If this continues, warehousing capacity may rebound to more normal levels seen in the pre-pandemic landscape. “There is not enough warehouse space coming online to store goods close to consumers, which means everyone is looking for the same warehouses in more expensive urban areas,” according to Zac Rogers, Assistant Professor at Colorado State University.

Strip malls to distribution centers

One of the trends we’ve been following is the conversion of vacant strip malls to distribution and/or e-commerce fulfillment centers. If warehouse capacity close to consumers remains tight, and more strip malls add more capacity in heavily populated urban areas, does that mean the length of haul for truckload carriers gets longer as intermediate warehouses are eliminated?

It sounds logical and certainly offers a lot more truckload parking capacity around strip malls, but sending 53-foot trailers into urban areas in heavy traffic may add more transit time into the supply chain, not less.
To test this theory, DAT spoke to industry expert Daniel Stanton, who’s better known as “Mr. Supply Chain” in the industry. Mr. Stanton thinks there is definitely going to be some reshuffling of distribution networks, driven by a combination of long-term behavioral impacts of COVID and an acceleration of e-commerce.

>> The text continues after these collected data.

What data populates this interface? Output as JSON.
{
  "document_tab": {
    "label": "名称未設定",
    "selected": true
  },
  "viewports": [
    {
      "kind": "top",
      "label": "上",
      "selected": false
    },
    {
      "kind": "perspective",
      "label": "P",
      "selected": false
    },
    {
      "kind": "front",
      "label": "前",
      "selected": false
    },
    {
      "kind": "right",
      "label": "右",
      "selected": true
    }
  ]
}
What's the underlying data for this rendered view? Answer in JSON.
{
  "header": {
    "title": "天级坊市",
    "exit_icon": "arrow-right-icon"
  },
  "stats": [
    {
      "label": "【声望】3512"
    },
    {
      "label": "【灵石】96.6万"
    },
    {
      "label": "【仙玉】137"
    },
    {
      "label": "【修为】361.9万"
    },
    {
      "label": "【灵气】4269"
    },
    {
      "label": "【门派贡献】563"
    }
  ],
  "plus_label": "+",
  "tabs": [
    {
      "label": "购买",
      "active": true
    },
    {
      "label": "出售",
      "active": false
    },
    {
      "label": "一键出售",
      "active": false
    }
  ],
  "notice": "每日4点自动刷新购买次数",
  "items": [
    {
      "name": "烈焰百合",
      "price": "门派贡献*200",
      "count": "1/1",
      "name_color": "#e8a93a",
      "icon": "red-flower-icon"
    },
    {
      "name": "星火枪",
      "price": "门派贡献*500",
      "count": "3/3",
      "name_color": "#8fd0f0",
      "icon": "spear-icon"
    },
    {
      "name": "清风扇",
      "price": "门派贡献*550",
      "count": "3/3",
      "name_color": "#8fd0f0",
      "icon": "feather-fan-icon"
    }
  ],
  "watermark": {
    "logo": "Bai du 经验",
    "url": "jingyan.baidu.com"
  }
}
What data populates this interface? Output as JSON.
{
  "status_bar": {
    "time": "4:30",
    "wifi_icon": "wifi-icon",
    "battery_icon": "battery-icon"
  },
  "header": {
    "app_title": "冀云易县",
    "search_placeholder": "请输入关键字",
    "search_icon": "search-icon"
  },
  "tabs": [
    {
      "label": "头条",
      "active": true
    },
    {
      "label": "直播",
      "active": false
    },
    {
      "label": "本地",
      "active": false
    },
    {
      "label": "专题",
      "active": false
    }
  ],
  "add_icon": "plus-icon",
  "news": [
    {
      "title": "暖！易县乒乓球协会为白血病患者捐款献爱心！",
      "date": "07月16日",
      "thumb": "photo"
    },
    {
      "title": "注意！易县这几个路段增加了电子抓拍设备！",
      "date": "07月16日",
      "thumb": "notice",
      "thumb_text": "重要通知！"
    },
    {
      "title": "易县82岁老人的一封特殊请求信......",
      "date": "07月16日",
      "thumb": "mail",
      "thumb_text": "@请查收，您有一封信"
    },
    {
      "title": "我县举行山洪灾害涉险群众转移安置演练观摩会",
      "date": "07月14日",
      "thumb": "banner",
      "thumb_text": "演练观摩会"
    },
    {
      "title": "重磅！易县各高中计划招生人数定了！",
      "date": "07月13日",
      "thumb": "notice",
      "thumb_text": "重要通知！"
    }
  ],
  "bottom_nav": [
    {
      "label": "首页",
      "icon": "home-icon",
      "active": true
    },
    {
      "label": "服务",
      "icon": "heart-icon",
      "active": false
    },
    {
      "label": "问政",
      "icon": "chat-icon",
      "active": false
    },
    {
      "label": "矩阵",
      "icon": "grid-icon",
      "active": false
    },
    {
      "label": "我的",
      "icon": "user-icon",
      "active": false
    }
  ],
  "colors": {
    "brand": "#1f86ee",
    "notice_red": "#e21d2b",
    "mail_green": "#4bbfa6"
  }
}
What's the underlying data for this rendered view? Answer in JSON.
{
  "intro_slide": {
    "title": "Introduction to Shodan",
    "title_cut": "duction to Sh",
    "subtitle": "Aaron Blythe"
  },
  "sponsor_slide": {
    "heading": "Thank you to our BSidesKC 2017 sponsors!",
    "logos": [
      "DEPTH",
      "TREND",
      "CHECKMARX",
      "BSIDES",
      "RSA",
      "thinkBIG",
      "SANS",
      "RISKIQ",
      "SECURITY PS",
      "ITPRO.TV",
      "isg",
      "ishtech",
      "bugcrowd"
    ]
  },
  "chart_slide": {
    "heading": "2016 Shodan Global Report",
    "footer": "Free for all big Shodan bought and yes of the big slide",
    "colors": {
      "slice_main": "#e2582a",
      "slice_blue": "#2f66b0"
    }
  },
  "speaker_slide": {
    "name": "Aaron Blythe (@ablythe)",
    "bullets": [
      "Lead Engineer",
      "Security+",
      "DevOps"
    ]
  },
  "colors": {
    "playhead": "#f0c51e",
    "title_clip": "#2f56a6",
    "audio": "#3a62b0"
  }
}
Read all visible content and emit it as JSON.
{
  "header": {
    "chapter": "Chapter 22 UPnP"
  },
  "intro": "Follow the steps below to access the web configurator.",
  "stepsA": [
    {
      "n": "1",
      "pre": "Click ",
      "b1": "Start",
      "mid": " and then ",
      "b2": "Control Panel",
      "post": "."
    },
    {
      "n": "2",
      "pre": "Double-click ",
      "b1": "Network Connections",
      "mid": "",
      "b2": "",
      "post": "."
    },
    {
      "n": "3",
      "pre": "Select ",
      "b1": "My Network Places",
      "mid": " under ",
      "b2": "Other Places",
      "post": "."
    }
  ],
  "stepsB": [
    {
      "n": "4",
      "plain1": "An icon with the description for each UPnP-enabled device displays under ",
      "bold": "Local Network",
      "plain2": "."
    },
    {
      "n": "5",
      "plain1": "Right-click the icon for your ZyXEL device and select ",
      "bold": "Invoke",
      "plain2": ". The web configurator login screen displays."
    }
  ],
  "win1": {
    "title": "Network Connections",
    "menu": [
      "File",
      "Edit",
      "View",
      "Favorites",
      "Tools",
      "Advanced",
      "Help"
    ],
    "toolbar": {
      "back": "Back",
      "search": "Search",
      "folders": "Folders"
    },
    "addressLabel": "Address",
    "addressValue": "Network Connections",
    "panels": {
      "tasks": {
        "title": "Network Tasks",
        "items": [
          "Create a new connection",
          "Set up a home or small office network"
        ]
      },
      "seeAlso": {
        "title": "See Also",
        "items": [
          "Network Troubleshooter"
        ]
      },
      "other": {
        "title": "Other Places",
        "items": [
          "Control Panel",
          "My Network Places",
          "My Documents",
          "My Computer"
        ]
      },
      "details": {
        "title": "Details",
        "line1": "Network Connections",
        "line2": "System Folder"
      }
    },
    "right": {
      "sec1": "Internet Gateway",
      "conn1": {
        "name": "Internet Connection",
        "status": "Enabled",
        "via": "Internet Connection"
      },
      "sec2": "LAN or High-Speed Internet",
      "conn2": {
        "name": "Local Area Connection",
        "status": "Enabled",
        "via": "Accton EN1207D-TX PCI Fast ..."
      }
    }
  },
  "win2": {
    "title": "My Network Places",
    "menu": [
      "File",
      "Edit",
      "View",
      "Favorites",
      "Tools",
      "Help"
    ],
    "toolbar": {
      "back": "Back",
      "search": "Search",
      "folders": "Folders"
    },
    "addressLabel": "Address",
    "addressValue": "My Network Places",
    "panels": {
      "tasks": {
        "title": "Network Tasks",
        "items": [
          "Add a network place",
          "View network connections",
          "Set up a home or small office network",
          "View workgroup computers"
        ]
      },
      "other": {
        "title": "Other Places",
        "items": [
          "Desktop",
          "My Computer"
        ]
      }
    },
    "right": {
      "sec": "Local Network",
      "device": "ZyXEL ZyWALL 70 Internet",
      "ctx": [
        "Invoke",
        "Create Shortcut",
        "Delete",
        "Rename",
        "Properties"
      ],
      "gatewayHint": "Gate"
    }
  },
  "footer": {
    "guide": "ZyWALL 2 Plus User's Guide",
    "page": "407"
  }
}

“I am not convinced that strip malls being converted to distribution centers is really a logical long-term play,” Stanton said. “The layouts are wrong, the locations are wrong, and the whole thing just seems very ‘duct tape and bailing wire’ to me.”

The rationale behind this thinking lies in the hub and spoke design of truckload freight networks. “If you move the hubs out of industrial parks and into strip malls, then you are going to end up with a lot more transit time and variability due to city traffic,” Stanton contends. He sees strip malls as “cross docks between a distribution center located in a local industrial park, and the customers in an urban community.”

In 2020, DAT observed record levels of new spot rates on new lanes, as shippers rushed to move freight to emerging markets driven by the consumer shift from bricks and mortar to online purchasing. Stanton does not think there will be a big impact on the truckload sector with the addition of strip malls as distribution centers but does think it “pours gasoline on the growth of local milk-runs with small box trucks and sprinter vans.”

The current consensus is that truckload length of haul could shorten as a result and make truckload even more regionalized than ever before.